Ainsi, ne serait-ce que dans ces quatre secteurs, le gisement d’emplois additionnels est important. Si en l’espace de 5 ans on parvient à doubler les emplois dans le tourisme (pour atteindre 7500), et qu’on augmente de 50% les 5000 emplois dans la pêche, le BTP et la filière bois, on aura ainsi créé 6000 emplois supplémentaires, soit 1000 par an, et bien plus que les 800 emplois promis par l’exploitation de la Montagne d’Or. Ces emplois seront durables, respectueux de leur environnement, et permettront de renforcer la résilience de l’économie guyanaise.

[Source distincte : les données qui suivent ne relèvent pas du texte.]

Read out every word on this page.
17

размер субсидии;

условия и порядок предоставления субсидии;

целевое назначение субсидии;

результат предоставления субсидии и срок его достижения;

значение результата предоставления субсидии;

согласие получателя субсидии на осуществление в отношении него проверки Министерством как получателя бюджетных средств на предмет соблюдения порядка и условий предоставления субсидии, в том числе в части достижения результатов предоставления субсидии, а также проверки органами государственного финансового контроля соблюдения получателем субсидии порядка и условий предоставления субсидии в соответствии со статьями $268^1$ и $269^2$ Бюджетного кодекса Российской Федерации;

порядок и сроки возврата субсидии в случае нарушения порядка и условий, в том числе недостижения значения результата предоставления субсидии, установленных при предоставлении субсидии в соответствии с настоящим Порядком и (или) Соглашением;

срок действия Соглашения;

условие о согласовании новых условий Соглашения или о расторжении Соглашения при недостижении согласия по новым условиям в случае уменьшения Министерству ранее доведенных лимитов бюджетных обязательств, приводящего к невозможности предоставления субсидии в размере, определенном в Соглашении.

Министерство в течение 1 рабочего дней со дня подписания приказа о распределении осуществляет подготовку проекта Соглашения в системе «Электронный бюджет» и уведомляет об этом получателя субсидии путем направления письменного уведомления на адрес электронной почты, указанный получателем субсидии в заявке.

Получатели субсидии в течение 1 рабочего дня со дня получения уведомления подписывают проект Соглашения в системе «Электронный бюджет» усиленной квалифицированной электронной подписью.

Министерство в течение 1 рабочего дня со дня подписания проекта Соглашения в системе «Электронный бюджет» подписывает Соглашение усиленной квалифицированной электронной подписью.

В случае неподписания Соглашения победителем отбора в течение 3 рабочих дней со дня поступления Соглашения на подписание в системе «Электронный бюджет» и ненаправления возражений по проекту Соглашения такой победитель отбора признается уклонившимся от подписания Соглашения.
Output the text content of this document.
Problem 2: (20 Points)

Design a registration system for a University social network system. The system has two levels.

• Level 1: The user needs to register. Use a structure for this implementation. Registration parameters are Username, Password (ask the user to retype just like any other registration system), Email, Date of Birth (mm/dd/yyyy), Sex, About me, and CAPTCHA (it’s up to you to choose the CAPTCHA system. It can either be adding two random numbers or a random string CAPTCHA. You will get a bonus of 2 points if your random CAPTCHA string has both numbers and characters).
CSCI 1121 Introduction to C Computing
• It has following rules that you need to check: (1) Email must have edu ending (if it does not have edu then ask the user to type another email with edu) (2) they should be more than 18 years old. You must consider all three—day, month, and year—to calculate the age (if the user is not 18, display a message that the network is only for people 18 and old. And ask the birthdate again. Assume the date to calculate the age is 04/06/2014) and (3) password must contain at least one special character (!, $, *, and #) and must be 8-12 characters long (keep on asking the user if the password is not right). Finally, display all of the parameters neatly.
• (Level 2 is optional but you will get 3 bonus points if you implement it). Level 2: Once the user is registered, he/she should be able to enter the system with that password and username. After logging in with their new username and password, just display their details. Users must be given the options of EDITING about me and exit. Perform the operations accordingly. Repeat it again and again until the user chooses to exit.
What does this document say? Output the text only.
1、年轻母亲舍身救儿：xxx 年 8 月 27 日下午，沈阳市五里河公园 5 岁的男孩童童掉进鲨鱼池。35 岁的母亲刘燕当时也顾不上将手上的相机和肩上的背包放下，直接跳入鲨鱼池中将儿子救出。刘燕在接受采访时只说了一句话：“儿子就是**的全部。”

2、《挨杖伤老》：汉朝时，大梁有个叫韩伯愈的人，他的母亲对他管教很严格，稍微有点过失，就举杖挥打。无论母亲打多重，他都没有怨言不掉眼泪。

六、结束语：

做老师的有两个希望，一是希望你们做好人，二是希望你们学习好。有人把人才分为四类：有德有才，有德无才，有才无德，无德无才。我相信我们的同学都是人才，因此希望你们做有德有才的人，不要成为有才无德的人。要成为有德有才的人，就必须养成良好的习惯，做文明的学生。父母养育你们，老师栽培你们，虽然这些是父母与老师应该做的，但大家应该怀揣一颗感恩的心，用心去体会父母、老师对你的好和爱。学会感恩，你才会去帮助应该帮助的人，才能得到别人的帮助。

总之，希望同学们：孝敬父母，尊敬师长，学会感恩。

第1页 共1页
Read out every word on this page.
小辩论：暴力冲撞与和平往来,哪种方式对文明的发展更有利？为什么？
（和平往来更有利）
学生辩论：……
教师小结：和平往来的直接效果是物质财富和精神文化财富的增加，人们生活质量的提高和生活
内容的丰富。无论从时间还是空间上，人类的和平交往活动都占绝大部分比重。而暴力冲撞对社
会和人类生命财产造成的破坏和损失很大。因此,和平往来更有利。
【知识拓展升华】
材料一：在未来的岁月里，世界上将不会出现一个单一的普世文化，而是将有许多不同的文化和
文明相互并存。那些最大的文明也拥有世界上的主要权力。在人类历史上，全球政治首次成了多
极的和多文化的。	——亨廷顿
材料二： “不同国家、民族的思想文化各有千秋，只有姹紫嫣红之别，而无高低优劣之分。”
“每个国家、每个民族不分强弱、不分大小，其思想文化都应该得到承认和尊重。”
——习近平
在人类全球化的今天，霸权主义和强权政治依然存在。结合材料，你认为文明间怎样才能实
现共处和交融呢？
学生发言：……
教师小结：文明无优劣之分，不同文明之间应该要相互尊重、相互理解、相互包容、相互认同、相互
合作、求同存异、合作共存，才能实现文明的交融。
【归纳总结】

Qui plus est à un coût public bien moindre que les emplois subventionnés dans la mine (566 000 € par emploi d’après le WWF).


Nous demandons à l’Etat de renoncer à ce projet et, à la place, de renforcer son investissement et son accompagnement dans les filières traditionnelles, bien au-delà des engagements du plan  d’urgence du 21 avril 2017, car ces filières sont riches en emplois pérennes et de qualité.
Pour un investissement moindre, le potentiel d’emplois à créer serait 4 à 5 fois plus élevé, et l’argent public mieux utilisé.

 

Benoit Chauvin, pour Objectif Transition.

Toutes les données sont issues du rapport de l’IEDOM 2016, ainsi que du site de la DIEECTE.